As an individual, I bring very different motivations to testing a new application than I might when fulfilling some corporate role. I am more inclined to play, and expending personal time playing with various possible solutions may well be perceived as ‘cheaper’ than buying in to a market leader. As an individual, too, I am often well placed to anticipate my own changing needs, and to compare those with premium features that purchasing a product would unlock. My free usage of the site is unlikely to be at volumes sufficient to incur significant cost for the provider, and may be largely offset by advertising revenue and any consumer evangelism in which I might indulge.
In the workplace, on the other hand, new products are often evaluated by putting them to work on a particular – real – task. Any trial has to be conducted with a product that is as close to the real thing as possible, and has to run for long enough to see the task through to completion; will the product do the job? Does it have training or support implications? In that context, the time- and feature-limited options that Anderson rejects are unlikely to entice the majority of prospective customers.
For the company seeking to apply freemium models in attracting business customers, though, the up-front costs are likely to be high. Trials may involve significant quantities of data and heavy use. More expensively, there may well be an expectation of (or requirement for) support in testing and integrating the product, and cautious businesses will doubtless look for something approaching an SLA before letting information onto distant servers over which they have no control.

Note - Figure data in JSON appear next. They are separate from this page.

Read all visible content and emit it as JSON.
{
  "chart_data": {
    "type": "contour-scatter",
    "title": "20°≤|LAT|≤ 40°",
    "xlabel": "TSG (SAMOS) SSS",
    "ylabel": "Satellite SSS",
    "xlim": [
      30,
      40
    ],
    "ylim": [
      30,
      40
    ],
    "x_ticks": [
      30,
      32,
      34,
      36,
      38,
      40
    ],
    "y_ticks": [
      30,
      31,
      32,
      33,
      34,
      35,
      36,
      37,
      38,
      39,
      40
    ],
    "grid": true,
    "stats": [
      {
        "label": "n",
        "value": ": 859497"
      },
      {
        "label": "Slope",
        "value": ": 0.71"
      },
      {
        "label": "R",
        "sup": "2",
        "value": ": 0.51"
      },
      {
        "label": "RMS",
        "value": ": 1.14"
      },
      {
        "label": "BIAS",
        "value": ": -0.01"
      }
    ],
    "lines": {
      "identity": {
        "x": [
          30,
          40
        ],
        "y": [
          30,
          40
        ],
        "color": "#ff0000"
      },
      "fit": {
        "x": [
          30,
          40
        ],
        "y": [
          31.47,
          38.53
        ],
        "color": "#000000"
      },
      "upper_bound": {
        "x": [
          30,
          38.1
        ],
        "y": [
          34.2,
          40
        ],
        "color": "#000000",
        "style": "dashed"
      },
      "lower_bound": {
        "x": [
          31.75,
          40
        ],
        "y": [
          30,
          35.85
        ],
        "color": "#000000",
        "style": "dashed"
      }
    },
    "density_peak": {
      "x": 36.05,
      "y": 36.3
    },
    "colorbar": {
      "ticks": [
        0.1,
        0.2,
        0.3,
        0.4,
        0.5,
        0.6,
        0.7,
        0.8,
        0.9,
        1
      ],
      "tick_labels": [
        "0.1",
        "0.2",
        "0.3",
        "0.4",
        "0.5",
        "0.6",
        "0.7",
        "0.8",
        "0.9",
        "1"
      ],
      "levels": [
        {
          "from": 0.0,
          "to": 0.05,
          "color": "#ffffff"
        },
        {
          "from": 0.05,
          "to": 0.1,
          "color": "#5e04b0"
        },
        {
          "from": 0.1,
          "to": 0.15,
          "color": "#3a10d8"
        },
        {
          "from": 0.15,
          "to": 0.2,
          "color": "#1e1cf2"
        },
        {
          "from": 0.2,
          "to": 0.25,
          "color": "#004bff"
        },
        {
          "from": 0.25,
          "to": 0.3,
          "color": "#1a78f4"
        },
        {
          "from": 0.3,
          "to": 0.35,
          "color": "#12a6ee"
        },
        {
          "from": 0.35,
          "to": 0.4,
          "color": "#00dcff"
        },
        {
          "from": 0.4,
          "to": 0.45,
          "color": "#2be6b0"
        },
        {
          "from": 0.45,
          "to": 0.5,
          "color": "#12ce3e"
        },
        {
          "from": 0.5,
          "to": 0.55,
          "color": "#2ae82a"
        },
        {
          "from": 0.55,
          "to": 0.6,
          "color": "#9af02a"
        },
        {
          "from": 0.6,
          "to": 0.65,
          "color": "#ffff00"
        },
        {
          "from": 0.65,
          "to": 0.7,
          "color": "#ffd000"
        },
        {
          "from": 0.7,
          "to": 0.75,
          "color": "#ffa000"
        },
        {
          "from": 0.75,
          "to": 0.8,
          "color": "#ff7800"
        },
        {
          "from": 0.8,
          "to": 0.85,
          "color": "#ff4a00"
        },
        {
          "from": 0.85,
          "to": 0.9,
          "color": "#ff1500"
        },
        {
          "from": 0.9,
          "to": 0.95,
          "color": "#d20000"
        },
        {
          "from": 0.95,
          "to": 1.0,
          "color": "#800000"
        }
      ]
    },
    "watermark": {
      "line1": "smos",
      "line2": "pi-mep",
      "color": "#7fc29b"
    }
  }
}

Freemium can work in business as well as in the consumer space, but the calculations for viability will be very different and it’s unlikely to offset traditional marketing spend in quite the same way. Dan Farber noted the proportion of Salesforce revenue devoted to sales and marketing back in 2007, for example, writing;
“[Salesforce CEO Marc Benioff] addressed his company’s quest to reach a billion dollars in revenue and why he spends more than half of salesforce.com’s revenue, which was about $500 million for the year ending January 31, 2007, on sales and marketing. He responded … that a significant investment in worldwide marketing and distribution is required to meet demand.
…
In part, the big spend on sales and marketing is a remnant of his heritage, growing up professionally in Oracle with Larry Ellison. He apparently believes that to take on Oracle, SAP and Microsoft, you have to have a differentiated solution with clear benefits–in this case a pioneering on demand application and platform–and to spend on marketing and sales like his much bigger rivals. And we thought on demand software and Web 2.0 was more about self-service and word of mouth marketing–not if you want to go through the front door of the Fortune 1000.”
(my emphasis)
What proportion of business customers need to pay in order to support those who are getting something for nothing? Is it even close to the 1% rule Anderson proposes in the consumer space?